ルイズの精神は、ギリギリの所で 外道に落ちることなく踏み止まっていた。
そして 差し延べられる『救いの手』。
「ようこそルイズ、『こちら側』の世界へ!
 嘘吐きだらけの『大人』の世界へ。金と欲望の『俗物』の世界へ。
 そして、血塗れ 泥塗れになりながら それと戦い続ける、人殺しの『騎士クラブ』へ!」
インカムから流れるのは ワルドの声。普段通りの ひょうげた口調。
「…隊長ぅ?」答えるルイズは 喉を詰らせた涙声。
「君は 騎士になるのだろう? 騎士なら、泣くな! 
 と言いたいところだけど、泣いてイイよ。むしろ 死んでいく者の為に 泣いてやってくれ。」
ワルドに「泣いていい」と言われ、逆にルイズの涙は止まった。
「僕も含め 騎士ってヤツは皆 人殺しに慣れ過ぎちまってる。そうでもなきゃ こんな職業続けられんからね。
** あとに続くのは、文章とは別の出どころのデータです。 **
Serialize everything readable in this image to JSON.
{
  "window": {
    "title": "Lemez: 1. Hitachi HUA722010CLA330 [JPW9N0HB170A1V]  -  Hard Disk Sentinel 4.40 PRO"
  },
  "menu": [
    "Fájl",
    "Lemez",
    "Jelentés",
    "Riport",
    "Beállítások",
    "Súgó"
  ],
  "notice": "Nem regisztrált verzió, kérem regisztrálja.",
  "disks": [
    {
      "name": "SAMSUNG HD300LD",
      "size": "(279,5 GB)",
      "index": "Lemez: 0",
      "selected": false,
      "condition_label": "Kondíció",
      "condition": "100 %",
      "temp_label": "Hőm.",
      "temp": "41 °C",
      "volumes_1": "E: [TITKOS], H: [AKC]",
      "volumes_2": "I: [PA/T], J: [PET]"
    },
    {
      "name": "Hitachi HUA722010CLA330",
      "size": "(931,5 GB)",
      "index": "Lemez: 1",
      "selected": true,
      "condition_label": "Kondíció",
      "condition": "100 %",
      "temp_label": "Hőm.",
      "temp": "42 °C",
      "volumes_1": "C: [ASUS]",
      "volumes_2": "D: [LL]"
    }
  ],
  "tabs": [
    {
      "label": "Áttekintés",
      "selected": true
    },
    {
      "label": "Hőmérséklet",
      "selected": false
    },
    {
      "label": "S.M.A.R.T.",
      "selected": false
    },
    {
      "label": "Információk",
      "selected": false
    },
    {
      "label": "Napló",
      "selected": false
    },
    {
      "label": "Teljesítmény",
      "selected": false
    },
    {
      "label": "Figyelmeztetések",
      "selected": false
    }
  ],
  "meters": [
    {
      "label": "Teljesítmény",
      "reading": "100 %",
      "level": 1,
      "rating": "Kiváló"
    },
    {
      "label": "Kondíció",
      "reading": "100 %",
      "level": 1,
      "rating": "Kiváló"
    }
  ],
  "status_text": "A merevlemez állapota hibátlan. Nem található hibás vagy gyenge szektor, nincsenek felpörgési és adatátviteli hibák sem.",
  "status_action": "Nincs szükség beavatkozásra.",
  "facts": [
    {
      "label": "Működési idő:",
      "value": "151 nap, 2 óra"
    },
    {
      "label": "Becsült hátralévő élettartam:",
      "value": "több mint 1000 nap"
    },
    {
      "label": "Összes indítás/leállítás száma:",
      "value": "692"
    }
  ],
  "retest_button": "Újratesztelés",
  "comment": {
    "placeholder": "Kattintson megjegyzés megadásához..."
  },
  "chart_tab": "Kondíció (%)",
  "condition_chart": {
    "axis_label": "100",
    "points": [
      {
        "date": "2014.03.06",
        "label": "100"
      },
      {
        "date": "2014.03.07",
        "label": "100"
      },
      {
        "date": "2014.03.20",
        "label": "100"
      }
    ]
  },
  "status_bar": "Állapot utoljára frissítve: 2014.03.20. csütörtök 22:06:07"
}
 でもルイズ、君は、君だけは 今の気持ちを忘れずにいてほしい。君は 雪風の主人だから。」
(何故?)ルイズには判らない。(何故 雪風の主人だと、泣いてもいいの?)
「雪風は凄い、予想を遥かに上回って強かったよ。そして 僕らよりもずっと 人殺しを禁忌としていない。それも判った。
 君と雪風は、二人で一つだ。だから 君は雪風と同じになっちゃダメだ。自分のココロを殺しちゃいけない。
 人を殺して 何も感じられなくなったら、雪風と同じ殺人機械だ。
 機械じゃ 機械の間違いを止められない…」

「間違いを、止める?」
(雪風は、私よりずっと賢いわ。間違ったりするとは思えないけど。)
ルイズは 全面的に雪風を信用している。依存していると言っても過言ではない。
「僕らが戦う目的は 『守ること』。国を 民を 自軍の兵を、皆を守る為に戦う。
 雪風は違うような気がする。こいつの目的は たぶん『勝利すること』。違うかい?」
はっとするルイズ。心当たりは ある。
雪風に行動プランを問う。ほぼ 瞬時に回答がある。それは常に、最も早く 最も効率がよく 最も確実なプランだ。
だが ある事が欠けている。『ルイズ以外の人間の 安全確保』だった。
ルイズは自分の『マスター』だから 守る。それ以外の人間は 関知しない。むしろ 障害となるなら、排除する。
ジャムに勝利する、それだけを目的とした FAF最強の電子戦術知性体が、コントラクト・サーヴァントの強制力に対して 折り合いを付けた『妥協点』がそれだった。
だから 雪風は、ルイズが指示しない限り 自分とルイズ以外を守ろうとしない。

惑星フェアリイの戦場、FAFの兵士は、永らくジャムと戦い続けることで 徐々に人間らしい感情を擦り減らしていくという。
ただし それは、正体不明の異星体・ジャムとの戦いで顕著な症例であるだけで、戦場ならば何処でも発生する神経症である。
もちろん ハルケギニアにおいても。
もし ルイズが、他人の行動に一切感心を示さない『ブーメラン戦士』になってしまったなら、誰が雪風に『人間を守れ』と命じるだろうか?
命令がなければ 雪風は、街一つ いや国一つを犠牲にしてでも、『勝利』を目指して戦場の空を駆けるだろう。
それでは 雪風こそが『人間の敵』になってしまう。
「判りました 隊長。
 雪風は 機械として、私は 人間として戦います。戦いの中でも 心を捨てたりしません。
 立派な騎士になれない、いつまでも 泣き虫の騎士かもしれませんが、それでいいですか?」
何かをふっ切れたのか、明るさの戻ったルイズの決意表明に、ワルドが答える。
「ああ それでいい。
 でも また一つ 君に苦労をかけることになってしまうね。すまない。
 戦場じゃ 何も考えず 機械のように相手を殺し 殺した相手の事はすぐに忘れちまった方が、精神的には楽なんだよ。
 君の目指す、『人間的な騎士』は、戦う相手の事を常に気にかけ 殺した相手は忘れないって事だ。
 こりゃ 一戦終わるごとに かなり落ち込むだろうね。」
すると ルイズはにっこり笑って
「そこのところは 隊長にフォローしてもらいます。
 そうですねー、うん ブルドンネ街でスイーツでも奢って下されば、機嫌ぐらい すぐに直して見せますよ!」
「おいおい あの辺りの店って言えば、高級店ばかりじゃないか?
 勘弁してくれよ、僕はこれでも、『貧乏隊長』なんだから…」
どうやら スイーツなしでも、ルイズの機嫌は よくなった様子。
空気が重かった往路と違い 復路はコクピット内に笑い声が響いていた。